Thursday, September 09, 2010

Leaked "land grab" report officially released

A couple of weeks ago we mentioned the leaked World Bank report on the land grabs of Africa. The report has now been officially released by the World Bank, as they decided to move up the release date due to the leak.

The so-called "land grabs" are when emerging countries such as China are buying up farmland from African nations to provide a lower cost food for their own people. This practice has drawn much criticism as it leaves Africa with even less land to feed themselves and less land for Africans to own.

From the IPS, writer Hilaire Avril provides some quotes from the report.

The World Bank report, titled "Rising Global Interest in Farmland. Can It Yield Sustainable and Equitable Benefits?" and released on Sep 8, cautions that "an astonishing lack of awareness of what is happening on the ground" exists -- even by the public sector institutions mandated to control this phenomenon.

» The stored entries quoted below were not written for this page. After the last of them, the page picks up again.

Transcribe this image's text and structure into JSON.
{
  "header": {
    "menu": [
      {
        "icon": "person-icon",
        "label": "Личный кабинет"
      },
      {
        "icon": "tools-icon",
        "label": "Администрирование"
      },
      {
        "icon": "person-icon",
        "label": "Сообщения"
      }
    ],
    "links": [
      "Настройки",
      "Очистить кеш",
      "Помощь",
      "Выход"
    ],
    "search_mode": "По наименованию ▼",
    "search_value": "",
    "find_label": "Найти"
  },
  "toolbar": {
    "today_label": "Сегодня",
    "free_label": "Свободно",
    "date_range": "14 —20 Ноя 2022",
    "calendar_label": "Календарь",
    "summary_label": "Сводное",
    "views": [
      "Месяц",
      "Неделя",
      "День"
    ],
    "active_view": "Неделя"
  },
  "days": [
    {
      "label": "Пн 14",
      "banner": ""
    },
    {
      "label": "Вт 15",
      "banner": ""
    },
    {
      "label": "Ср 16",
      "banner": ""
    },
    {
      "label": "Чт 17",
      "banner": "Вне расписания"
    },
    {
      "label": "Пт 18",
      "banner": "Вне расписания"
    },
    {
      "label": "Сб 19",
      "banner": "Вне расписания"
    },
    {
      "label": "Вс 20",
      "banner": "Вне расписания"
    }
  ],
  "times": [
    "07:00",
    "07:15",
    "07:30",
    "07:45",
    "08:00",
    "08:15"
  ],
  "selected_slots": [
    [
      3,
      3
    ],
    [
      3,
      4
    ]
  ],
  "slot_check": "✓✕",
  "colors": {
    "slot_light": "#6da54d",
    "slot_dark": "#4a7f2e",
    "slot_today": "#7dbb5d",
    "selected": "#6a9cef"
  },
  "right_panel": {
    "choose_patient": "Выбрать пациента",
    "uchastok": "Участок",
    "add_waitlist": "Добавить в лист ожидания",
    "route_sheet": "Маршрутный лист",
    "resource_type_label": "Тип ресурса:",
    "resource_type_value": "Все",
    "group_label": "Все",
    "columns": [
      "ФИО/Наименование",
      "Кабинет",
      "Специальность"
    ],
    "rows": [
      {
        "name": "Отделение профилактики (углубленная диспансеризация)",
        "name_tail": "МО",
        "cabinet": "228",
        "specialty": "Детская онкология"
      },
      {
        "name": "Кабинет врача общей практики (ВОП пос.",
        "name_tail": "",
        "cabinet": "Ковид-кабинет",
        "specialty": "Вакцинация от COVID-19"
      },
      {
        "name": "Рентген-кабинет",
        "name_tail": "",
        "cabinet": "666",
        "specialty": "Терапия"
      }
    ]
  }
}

It estimates that 2009 saw 45 million hectares of farmland deals going through and predicts that, "given commodity price volatility, growing human and environmental pressures, and worries about food security, this interest will increase, especially in the developing world".

At the beginning of Sep 2010, riots over steep increases in the price of bread left seven people dead and hundreds injured in Maputo, the capital of the southern African country Mozambique, sparking fears of another food crisis like the one that affected several African countries two years ago.

That same week, the United Nations’ Food and Agriculture Organisation announced that, "surging wheat prices drove international food prices up five percent (in Aug 2010) in the biggest month-on-month increase since November 2009."

Several huge farmland investment deals have been decried for bringing uncertain benefits to recipient countries, and sometime for leading to smallholders’ eviction from their land and adversely affecting local livelihoods.

The World Bank report reckons that "one of the highest development priorities in the world must be to improve smallholder agricultural productivity, especially in Africa".

But the report deems that "when done right, larger scale farming systems can also have a place as one of many tools to promote sustainable agricultural and rural development". It then proceeds to detail many conditions for these deals to benefit developing countries.